The framework is evaluated on several benchmarks, including TAP-Vid-DAVIS, TAP-Vid-Kinetics, and BADJA. It achieves state-of-the-art results in both position accuracy and occlusion accuracy, demonstrating its effectiveness in dense tracking. The method is also effective in handling articulated objects and self-occlusion, which are particularly challenging scenarios for tracking. Overall, DINO-Tracker provides a powerful solution for dense point tracking in video, combining test-time training with external priors to achieve state-of-the-art performance.DINO-Tracker is a novel framework for long-term dense point tracking in video, combining test-time training on a single video with the power of pre-trained DINO-ViT features. The framework leverages a pre-trained DINO-ViT model to extract semantic features, which are then refined for tracking in a single video. The method uses self-supervised losses and regularization to retain and benefit from DINO's semantic prior. It achieves state-of-the-art results on known benchmarks, outperforming self-supervised methods and being competitive with state-of-the-art supervised trackers, especially in challenging cases of long-term occlusions.
The framework is trained end-to-end using a combination of self-supervised losses, including flow loss, DINO best-buddies loss, refined best-buddies loss, cycle-consistency loss, and prior preservation loss.

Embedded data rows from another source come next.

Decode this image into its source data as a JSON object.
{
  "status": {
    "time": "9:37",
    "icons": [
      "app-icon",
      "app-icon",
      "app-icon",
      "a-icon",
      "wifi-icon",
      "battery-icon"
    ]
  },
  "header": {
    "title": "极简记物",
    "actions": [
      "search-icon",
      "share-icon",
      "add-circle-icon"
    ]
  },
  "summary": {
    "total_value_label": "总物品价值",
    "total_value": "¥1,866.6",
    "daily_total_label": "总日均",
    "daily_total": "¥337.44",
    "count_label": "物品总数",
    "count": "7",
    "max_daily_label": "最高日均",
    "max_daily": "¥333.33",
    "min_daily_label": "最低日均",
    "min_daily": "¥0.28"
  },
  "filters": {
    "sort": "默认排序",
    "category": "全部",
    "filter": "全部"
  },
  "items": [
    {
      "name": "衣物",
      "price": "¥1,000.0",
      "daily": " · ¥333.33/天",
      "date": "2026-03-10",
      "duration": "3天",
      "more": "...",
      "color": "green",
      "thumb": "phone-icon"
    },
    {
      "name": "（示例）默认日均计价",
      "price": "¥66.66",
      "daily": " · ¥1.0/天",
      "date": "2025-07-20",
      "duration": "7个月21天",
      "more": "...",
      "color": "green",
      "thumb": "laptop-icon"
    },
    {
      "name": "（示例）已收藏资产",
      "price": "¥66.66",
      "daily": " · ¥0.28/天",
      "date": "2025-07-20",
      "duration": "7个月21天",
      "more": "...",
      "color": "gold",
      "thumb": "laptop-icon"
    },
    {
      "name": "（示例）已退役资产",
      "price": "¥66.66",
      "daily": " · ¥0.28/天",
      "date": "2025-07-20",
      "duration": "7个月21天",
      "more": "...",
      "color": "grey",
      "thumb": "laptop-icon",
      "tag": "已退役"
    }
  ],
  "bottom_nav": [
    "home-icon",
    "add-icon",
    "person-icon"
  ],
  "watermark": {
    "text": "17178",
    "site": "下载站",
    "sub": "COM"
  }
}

These losses help refine DINO features to act as "trajectory embeddings," enabling accurate tracking across long-term occlusions and challenging object deformations. The method also includes an occlusion prediction module that determines the visibility of a query point based on trajectory agreement.
DINO-Tracker outperforms existing methods in terms of position accuracy, occlusion accuracy, and average Jaccard index. It is particularly effective in scenarios requiring semantic understanding and handling long-term occlusions. The method is efficient and robust, with a lightweight architecture that allows for fast refinement of pre-trained features. It is also effective in ambiguous regions, where it provides more accurate and semantically consistent trajectories.
The framework is evaluated on several benchmarks, including TAP-Vid-DAVIS, TAP-Vid-Kinetics, and BADJA. It achieves state-of-the-art results in both position accuracy and occlusion accuracy, demonstrating its effectiveness in dense tracking. The method is also effective in handling articulated objects and self-occlusion, which are particularly challenging scenarios for tracking. Overall, DINO-Tracker provides a powerful solution for dense point tracking in video, combining test-time training with external priors to achieve state-of-the-art performance.